Hybrid seminar at GERAD or Zoom.

This paper studies a queueing system with horizontally differentiated servers. Each customer decides whether to join the queues of multiple servers simultaneously (“multi-list”), join the queue exclusively served by her preferred server, or balk. Such a multi-listing system contrasts a single-listing system, which allows for server choice but prohibits multi-listing, and a pooling system, which precludes server choice by requiring every joining customer to multi-list. We build queueing-game-theoretic models of the three systems above and compare their throughput and social welfare in equilibrium. Between a single-listing system and a pooling system, the former better facilitates matching between customers and servers, whereas the latter excels at reducing waiting time through load balancing. Accordingly, we find that either system can outperform the other in either throughput or social welfare.
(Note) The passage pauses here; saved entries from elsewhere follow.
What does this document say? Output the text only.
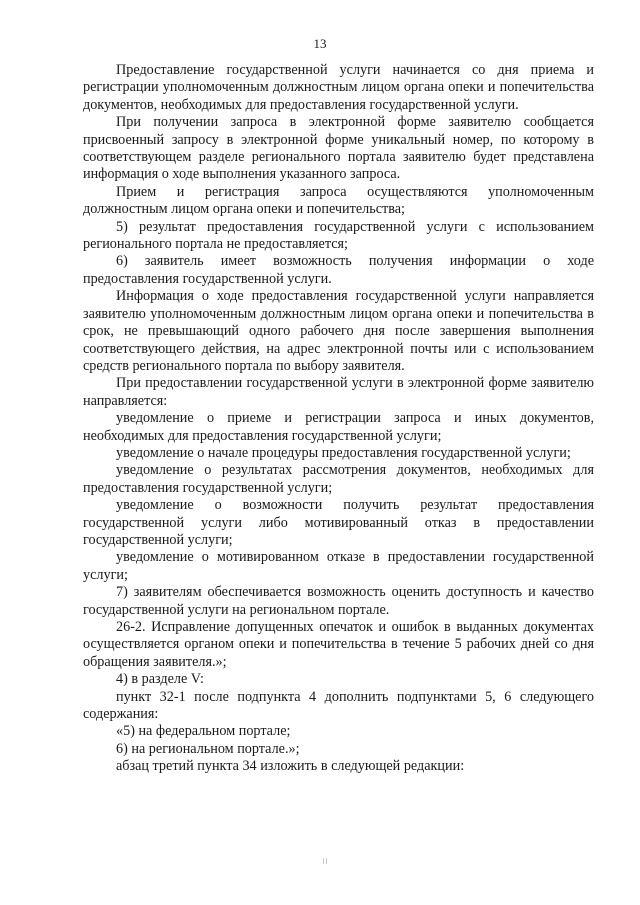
13

Предоставление государственной услуги начинается со дня приема и регистрации уполномоченным должностным лицом органа опеки и попечительства документов, необходимых для предоставления государственной услуги.

При получении запроса в электронной форме заявителю сообщается присвоенный запросу в электронной форме уникальный номер, по которому в соответствующем разделе регионального портала заявителю будет представлена информация о ходе выполнения указанного запроса.

Прием и регистрация запроса осуществляются уполномоченным должностным лицом органа опеки и попечительства;

5) результат предоставления государственной услуги с использованием регионального портала не предоставляется;

6) заявитель имеет возможность получения информации о ходе предоставления государственной услуги.

Информация о ходе предоставления государственной услуги направляется заявителю уполномоченным должностным лицом органа опеки и попечительства в срок, не превышающий одного рабочего дня после завершения выполнения соответствующего действия, на адрес электронной почты или с использованием средств регионального портала по выбору заявителя.

При предоставлении государственной услуги в электронной форме заявителю направляется:

уведомление о приеме и регистрации запроса и иных документов, необходимых для предоставления государственной услуги;

уведомление о начале процедуры предоставления государственной услуги;

уведомление о результатах рассмотрения документов, необходимых для предоставления государственной услуги;

уведомление о возможности получить результат предоставления государственной услуги либо мотивированный отказ в предоставлении государственной услуги;

уведомление о мотивированном отказе в предоставлении государственной услуги;

7) заявителям обеспечивается возможность оценить доступность и качество государственной услуги на региональном портале.

26-2. Исправление допущенных опечаток и ошибок в выданных документах осуществляется органом опеки и попечительства в течение 5 рабочих дней со дня обращения заявителя.»;

4) в разделе V:

пункт 32-1 после подпункта 4 дополнить подпунктами 5, 6 следующего содержания:

«5) на федеральном портале;

6) на региональном портале.»;

абзац третий пункта 34 изложить в следующей редакции:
One may expect the multi-listing system to beat both single-listing and pooling as it marries the matching value of the former with the operational advantage of the latter. We find that multi-listing indeed outperforms pooling in both throughput and social welfare. While multi-listing also achieves higher throughput than single-listing, it can strikingly underperform single-listing in social welfare. In contrast to the equilibrium, the socially optimal routing policy of the multi-listing system can be asymmetric across the servers even when the servers are ex-ante symmetric. Relative to the social optimum, customers under-choose multi-listing in equilibrium when the congestion level is low but may over-multi-list otherwise. The social planner can charge nonnegative, asymmetric prices to restore efficiency in equilibrium. Our paper provides design guidance for the configuration of multi-server service systems.

This is a joint work with Zhou Chen and Luyi Yang.